Sembra un Paese cattolico, ma di fatto non lo è. E’ un’accolita di spiriti legalitari secondo la legge del taglione, è una nazione in cui, all’indomani della strage impensabile di Duisburg, il quotidiano Libero titola “Finché si ammazzano fra loro”, è un termitaio dove chiunque è mosso da una sete di violenza giunta al culmine per l’incredibile assenza di sicurezza minimale a cui il cittadino è sottoposto o per le bizzarrie di un sistema legale che appare impazzito (l’altroieri un calabrese disoccupato e disperato è stato arrestato, per avere mangiato un pranzo con i prodotti di un ipermercato lombardo prima di presentarsi alle casse: rischia vent’anni – ripeto: vent’anni). Le dichiarazioni di Prodi, la sua felicità contenuta e bonacciona a carico di due tragedie (quella di Marina Petrella e quella dei familiari di Moro), sono la migliore esperienza dimostrativa che il Paese può fottersene ormai delle distinzioni tra destra e sinistra, poiché è rattrappito sui suoi minimi storici, cioè ai suoi elementi basali: guelfi contro ghibellini, riunificati dalla sete di una giustizia tutta particolare, implacabile e postuma fino al fuori tempo massimo, nella cecità più assoluta e nel disinteresse rispetto a ciò che questa supposta “giustizia” comporta per la società – cioè nulla.

Poiché Petrella in carcere non dà alcun vantaggio a nessuno in Italia. Nemmeno ai familiari di Aldo Moro, che immagino siano ben più assetati di giustizia giusta: vogliano, cioè, conoscere i responsabili e le meccaniche effettive che condannarono l’ex presidente del Consiglio a una morte devastante per il nostro Paese, per il suo sviluppo civile. E’ un caso ampio, che ha prodotto, in sede processuale e di commissione governativa migliaia di pagine, coinvolgendo tutto il momento storico vigente ai tempi del rapimento e dell’assassinio: attuale premier incluso, come abbiamo visto – oltre ad Andreotti, il Papa, la Cia, la loggia P2, la banda della Magliana e, come ultime ruote del carro, gli esecutori materiali, cioè i brigatisti.

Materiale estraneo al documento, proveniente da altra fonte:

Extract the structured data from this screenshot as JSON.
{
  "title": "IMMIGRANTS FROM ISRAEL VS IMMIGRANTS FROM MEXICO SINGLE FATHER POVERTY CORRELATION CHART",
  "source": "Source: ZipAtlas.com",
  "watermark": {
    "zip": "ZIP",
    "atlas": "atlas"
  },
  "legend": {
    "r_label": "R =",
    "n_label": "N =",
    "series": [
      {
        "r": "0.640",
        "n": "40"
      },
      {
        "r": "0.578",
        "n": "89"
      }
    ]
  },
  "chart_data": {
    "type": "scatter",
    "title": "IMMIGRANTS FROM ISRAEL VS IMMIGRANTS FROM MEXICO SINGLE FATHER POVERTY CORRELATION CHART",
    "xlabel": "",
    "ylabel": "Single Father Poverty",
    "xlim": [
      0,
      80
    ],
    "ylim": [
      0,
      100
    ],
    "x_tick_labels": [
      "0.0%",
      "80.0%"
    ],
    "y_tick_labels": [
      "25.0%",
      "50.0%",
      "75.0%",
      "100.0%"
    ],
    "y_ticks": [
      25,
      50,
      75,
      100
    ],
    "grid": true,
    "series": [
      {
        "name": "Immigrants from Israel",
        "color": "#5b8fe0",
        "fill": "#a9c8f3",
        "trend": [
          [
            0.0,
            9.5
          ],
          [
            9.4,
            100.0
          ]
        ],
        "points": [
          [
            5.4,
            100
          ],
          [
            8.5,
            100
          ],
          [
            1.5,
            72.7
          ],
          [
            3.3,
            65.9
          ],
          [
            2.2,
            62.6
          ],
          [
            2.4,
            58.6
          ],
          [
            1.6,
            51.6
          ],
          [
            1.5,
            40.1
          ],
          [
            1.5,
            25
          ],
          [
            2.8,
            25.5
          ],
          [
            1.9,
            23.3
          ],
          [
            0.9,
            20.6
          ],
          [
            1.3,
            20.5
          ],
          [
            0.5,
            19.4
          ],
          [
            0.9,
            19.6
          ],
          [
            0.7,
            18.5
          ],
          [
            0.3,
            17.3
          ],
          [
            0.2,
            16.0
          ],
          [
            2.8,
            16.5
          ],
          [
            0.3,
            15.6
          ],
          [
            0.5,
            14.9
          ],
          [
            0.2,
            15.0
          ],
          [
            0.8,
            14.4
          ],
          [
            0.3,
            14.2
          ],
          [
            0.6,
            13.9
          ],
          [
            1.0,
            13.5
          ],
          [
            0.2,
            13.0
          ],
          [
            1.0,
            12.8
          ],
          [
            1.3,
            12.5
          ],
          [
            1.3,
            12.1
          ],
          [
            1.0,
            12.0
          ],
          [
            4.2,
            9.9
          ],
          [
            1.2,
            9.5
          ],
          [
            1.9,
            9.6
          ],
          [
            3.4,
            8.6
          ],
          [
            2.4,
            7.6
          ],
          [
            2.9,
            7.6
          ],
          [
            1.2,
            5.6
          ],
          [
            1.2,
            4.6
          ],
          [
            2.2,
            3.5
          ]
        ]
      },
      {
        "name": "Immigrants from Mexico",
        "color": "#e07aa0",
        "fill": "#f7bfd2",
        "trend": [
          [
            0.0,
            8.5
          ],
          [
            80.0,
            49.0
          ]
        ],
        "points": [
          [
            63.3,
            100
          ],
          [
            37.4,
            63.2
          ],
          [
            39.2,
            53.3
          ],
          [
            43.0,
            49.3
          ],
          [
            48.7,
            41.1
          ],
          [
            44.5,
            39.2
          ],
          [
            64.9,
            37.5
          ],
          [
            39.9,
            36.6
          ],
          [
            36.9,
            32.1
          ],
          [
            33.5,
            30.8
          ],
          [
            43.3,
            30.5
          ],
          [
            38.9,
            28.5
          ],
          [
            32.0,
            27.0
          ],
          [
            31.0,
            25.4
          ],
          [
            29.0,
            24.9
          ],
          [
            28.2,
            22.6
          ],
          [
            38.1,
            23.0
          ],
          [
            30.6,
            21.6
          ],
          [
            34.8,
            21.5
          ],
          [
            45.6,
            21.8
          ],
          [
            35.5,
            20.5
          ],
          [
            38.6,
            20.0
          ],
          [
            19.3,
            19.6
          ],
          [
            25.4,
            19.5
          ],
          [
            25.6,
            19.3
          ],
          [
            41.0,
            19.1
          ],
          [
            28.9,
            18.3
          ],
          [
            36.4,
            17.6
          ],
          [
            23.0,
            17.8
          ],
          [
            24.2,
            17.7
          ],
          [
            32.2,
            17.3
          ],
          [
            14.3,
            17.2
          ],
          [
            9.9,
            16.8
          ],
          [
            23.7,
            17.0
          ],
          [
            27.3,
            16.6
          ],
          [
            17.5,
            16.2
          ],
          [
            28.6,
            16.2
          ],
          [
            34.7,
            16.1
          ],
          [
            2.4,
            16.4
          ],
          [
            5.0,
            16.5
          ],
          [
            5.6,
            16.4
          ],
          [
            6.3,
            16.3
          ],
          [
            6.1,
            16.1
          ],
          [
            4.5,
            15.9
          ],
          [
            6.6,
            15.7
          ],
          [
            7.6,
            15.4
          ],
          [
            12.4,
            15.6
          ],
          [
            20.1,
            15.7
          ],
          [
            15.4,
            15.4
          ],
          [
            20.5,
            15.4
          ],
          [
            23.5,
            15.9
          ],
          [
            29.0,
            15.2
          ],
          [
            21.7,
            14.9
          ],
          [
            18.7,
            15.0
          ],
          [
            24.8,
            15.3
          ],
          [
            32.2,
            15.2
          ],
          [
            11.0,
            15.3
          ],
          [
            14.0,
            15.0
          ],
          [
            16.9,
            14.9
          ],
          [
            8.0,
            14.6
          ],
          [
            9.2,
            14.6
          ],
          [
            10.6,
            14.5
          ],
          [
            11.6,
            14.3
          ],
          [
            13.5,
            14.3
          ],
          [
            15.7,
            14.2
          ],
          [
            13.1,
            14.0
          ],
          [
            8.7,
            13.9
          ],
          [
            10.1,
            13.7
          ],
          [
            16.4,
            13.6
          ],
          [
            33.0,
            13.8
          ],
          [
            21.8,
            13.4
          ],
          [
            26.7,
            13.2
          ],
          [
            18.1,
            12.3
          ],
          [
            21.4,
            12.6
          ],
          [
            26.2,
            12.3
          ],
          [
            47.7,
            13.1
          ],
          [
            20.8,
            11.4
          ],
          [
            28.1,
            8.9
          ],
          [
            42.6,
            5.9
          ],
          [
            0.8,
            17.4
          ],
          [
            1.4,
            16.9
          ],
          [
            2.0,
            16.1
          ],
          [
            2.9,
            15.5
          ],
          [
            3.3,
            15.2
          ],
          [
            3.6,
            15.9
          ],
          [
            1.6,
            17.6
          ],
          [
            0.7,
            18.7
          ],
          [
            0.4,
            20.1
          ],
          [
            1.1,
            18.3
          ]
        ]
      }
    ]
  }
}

Dopo i casi Battisti e Petrella non c’è nemmeno più da preoccuparsi: la deriva antiterroristica che Francia e Italia hanno intrapreso è ben chiara. La Francia, che ha vergognosamente mancato alla sua parola, è squalificata nel suo onore nazionale: castri chimicamente i pedofili e si bei del suo presidente peronista; l’Italia, che cerca vendetta per non smettere mai di chiudere una stagione che soltanto qui poteva rimanere aperta (ma c’è chi apre revisionisticamente, senza la minima ombra di un’indagine innovativa, la fase della Resistenza…), è lasciata ai suoi contorcimenti storici, presa in un’impossibilità di sfogo energetico, poiché le due lotte fondamentali, con questa politica della beatitudine codina, non riusciranno ad avere libero sfogo: e intendo la lotta di casta che ha sostituito quella di classe, e la lotta tra generazioni.

Giuseppe Genna
Fonte: http://www.carmillaonline.com
Link: http://www.carmillaonline.com/archives/2007/08/002348.html
22.08.2007

Pubblicato da Davide

  • Ezechiele

    Padre perdonali perche’ non sapevano quel che facevano….

  • NerOscuro

    Spenderei tante belle parole per altri, non per una terrorista conclamata. Il fatto che si sia rifatta una vita irreprensibile all’estero è un merito? Poteva averne una irreprensibile anche 30 anni fa… Gli altri che la vita l’hanno persa per colpa delle BR cosa dovrebbero pensare? E i loro familiari? Ma Genna ha già in mente una risposta per loro: “[…] i familiari di Aldo Moro, che immagino siano ben più assetati di giustizia giusta”. Interpreta la parte di tutti, sa cosa vogliono gli Italiani, i familiari delle vittime, cosa dovrebbero fare i primi Ministri Francesi, insomma, qui abbiamo ben più che un auto proclamato avvocato della difesa della Petrella! Addirittura uno che denuncia: “la deriva antiterroristica che Francia e Italia hanno intrapreso è ben chiara”. È una vera perla degna di un’arringa finale che praticamente capovolge la realtà! Per non parlare dell’unione, puramente retorica, con “la lotta al terrorismo” globale e pretestuosa degli USA, solo per un malcelato tentativo di Captatio benevolentiae. Io dico solo che delle chiacchiere di Prodi non me ne importa alcunché, la Petrella ha subito le lungaggini processuali italiane che chiunque entri in un tribunale, da parte lesa o imputato, subisce. È colpevole (infatti Genna è ben lungi dal definirla innocente!) ed è stata uccel di bosco per trentanni, cos’altro vuole di più? Delle scuse? Ma andiamo… Qui bisogna ristabilire il senso delle proporzioni.

  • Pausania

    Mutare l’esistenza, rifarsi da capo una famiglia, apprendere a vivere normalmente in un contesto sano. Esiti che il carcere dovrebbe iscrivere in cima alla lista dei suoi effetti primari e che invece svaniscono a fronte della realtà. Poco importa che, a trent’anni dall’affaire Moro, Petrella fosse una donna qualunque, rispettosa delle leggi e della disciplina che una nazione aveva adottato come promessa indelebile per accoglierla e cercare di porre uno stop all’impossibilità di metabolismo storico che l’Italia, a una simile distanza di tempo, sembra tuttora incapace di agire sulle proprie tragedie.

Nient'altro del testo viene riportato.